> For clean Markdown of any page, append .md to the page URL.
> For a complete documentation index, see https://docs.nvidia.com/nemo/curator/llms.txt.
> For full documentation content, see https://docs.nvidia.com/nemo/curator/llms-full.txt.
> For AI client integration (Claude Code, Cursor, etc.), connect to the MCP server at https://docs.nvidia.com/nemo/curator/_mcp/server.

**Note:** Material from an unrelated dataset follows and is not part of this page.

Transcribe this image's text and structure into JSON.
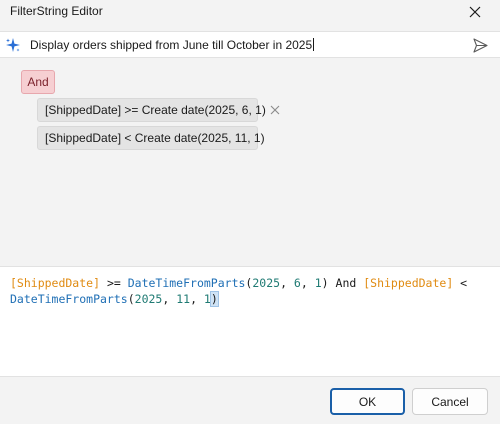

# nemo_curator.backends.ray_data.executor

## Module Contents

### Classes

| Name                                                                          | Description                                     |
| ----------------------------------------------------------------------------- | ----------------------------------------------- |
| [`RayDataExecutor`](#nemo_curator-backends-ray_data-executor-RayDataExecutor) | Ray Data-based executor for pipeline execution. |

### API

```python
class nemo_curator.backends.ray_data.executor.RayDataExecutor(
    config: dict[str, typing.Any] | None = None,
    ignore_head_node: bool = False
)
```

**Bases:** [BaseExecutor](/nemo-curator/nemo_curator/backends/base#nemo_curator-backends-base-BaseExecutor)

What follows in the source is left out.